Completeness of ℝ (when ℝ is defined abstractly)

[Fredrik]

Suppose that we define ℝ abstractly instead of by explicit construction, i.e. we just say that ℝ is any Dedekind-complete* ordered field. Can we now prove that ℝ is a complete metric space? Does the question even make sense? I mean, the definition of "metric space" refers to ℝ. What ℝ is that anyway, the abstract one or one defined by explicit construction (Dedekind cuts)?

*) By that I mean that every set that's bounded from above has a least upper bound.

 

[micromass]

If you define \mathbb{R} simply as a Dedekind-complete ordered field, then it carries no natural structure of a metric space yet. You must first define the metric before you can talk about completeness.

It does carry a natural topology though: every linearly ordered set can be topologized with the order topology: http://en.wikipedia.org/wiki/Order_topology

So, we can say that \mathbb{R} is completely metrizable: that is, we can say that it has a metric that makes it complete. But there are many such metrics.

Then again: \mathbb{R} with the order topology is a topological vector space, even a locally convex topological vector space.
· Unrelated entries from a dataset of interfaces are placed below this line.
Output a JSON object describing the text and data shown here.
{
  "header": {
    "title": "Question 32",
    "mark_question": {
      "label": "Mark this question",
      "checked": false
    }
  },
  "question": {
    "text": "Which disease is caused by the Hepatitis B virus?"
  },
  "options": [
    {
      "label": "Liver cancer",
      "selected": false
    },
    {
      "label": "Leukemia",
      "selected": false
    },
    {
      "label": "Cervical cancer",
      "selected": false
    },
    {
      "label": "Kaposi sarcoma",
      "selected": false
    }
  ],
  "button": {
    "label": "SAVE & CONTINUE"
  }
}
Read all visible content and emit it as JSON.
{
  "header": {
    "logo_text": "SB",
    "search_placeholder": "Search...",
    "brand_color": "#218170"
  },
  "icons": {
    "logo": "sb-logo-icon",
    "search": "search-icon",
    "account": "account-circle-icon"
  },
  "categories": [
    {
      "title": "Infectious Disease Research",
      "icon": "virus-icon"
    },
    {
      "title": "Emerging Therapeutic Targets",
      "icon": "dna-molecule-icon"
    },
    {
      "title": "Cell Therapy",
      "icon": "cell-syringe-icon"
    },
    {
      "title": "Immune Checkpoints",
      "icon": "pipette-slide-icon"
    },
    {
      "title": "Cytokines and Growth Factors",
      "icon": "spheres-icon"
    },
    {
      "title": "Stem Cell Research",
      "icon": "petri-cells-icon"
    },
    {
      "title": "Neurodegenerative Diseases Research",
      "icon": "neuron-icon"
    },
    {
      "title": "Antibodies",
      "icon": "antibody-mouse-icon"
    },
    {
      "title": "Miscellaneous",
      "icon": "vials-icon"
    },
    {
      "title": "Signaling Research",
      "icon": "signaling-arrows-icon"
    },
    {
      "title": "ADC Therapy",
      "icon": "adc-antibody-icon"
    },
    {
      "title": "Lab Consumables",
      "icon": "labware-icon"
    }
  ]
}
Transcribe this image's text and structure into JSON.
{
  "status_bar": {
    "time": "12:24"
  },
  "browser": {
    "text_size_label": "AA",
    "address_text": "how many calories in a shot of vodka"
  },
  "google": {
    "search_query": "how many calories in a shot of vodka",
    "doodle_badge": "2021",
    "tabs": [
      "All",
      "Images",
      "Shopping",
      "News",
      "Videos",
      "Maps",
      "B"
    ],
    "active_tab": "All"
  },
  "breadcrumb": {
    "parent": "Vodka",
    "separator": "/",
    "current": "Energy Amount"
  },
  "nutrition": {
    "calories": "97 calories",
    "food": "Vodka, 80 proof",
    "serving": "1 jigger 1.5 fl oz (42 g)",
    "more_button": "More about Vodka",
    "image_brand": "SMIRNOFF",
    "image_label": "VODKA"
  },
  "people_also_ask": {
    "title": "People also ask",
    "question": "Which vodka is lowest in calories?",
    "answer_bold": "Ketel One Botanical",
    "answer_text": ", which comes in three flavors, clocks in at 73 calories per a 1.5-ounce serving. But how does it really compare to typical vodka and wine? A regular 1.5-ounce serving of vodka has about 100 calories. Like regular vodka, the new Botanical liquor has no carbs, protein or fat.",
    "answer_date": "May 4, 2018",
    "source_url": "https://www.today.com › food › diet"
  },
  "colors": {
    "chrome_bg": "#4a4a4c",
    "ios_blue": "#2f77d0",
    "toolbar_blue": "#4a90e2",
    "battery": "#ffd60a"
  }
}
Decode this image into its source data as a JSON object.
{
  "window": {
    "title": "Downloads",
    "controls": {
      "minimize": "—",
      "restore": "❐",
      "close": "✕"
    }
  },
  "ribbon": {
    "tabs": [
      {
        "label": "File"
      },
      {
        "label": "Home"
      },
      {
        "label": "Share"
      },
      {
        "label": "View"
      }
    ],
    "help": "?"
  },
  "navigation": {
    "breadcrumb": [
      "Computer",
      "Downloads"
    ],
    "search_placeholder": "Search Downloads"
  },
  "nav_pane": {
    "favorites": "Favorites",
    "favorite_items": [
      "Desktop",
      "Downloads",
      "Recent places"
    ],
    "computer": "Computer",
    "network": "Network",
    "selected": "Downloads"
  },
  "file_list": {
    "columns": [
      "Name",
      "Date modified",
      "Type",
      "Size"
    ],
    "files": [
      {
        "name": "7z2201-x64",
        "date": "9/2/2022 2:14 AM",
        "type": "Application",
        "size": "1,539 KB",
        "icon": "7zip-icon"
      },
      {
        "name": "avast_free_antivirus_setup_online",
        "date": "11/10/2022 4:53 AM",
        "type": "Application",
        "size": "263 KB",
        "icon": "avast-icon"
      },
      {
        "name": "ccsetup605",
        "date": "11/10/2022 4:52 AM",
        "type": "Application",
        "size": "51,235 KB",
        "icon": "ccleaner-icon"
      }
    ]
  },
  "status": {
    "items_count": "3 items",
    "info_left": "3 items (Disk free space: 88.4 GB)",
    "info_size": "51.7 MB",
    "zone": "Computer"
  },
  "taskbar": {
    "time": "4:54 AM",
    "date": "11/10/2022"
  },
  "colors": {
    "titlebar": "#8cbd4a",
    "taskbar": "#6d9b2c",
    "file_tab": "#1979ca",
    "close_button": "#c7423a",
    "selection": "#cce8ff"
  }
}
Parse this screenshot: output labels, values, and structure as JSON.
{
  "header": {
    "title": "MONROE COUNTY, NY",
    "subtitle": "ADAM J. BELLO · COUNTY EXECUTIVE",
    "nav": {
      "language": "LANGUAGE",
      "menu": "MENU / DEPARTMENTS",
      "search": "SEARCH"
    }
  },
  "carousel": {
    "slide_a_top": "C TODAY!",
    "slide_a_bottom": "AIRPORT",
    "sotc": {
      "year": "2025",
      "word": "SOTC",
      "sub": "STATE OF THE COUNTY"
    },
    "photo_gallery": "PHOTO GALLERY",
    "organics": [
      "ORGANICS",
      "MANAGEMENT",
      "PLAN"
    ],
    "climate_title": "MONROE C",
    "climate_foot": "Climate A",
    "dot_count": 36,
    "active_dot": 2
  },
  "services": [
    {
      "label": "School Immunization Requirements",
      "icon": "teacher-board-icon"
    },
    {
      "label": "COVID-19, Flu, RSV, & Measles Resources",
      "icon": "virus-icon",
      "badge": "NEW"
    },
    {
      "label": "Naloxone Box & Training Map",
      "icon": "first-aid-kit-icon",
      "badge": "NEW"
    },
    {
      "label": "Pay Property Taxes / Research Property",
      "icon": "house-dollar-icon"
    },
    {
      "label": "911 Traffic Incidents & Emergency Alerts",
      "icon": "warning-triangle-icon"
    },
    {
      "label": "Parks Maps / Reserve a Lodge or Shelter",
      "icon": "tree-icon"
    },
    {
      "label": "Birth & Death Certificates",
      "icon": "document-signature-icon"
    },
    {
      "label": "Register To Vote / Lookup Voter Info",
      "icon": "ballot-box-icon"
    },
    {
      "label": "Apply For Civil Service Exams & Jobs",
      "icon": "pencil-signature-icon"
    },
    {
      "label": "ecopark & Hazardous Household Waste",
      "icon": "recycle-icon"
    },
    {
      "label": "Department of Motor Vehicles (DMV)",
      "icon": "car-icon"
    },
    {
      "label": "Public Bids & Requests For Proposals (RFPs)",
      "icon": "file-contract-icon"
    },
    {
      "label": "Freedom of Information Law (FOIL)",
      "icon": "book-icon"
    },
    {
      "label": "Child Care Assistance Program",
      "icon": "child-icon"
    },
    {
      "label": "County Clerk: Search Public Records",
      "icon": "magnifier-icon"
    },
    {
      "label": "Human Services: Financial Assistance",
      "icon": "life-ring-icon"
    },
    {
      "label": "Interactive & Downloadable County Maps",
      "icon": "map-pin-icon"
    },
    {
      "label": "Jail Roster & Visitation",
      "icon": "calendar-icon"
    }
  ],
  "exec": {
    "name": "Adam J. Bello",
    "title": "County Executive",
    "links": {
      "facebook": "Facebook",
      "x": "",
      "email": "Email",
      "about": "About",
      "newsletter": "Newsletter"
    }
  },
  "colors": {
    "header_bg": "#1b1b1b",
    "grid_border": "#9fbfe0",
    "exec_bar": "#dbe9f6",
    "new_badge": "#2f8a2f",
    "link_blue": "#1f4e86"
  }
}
And it can be shown that it's topology can be induced by a norm. So the norm on \mathbb{R} is not so unnatural as one might think.

Does that answer your question or am I way off??

 

[Fredrik]

That's a good answer. I see now that I had a bit of a brain malfunction when I asked the question. I was worried about a few things that it doesn't make sense to worry about. You helped clear that up, and i appreciate that. Thank you.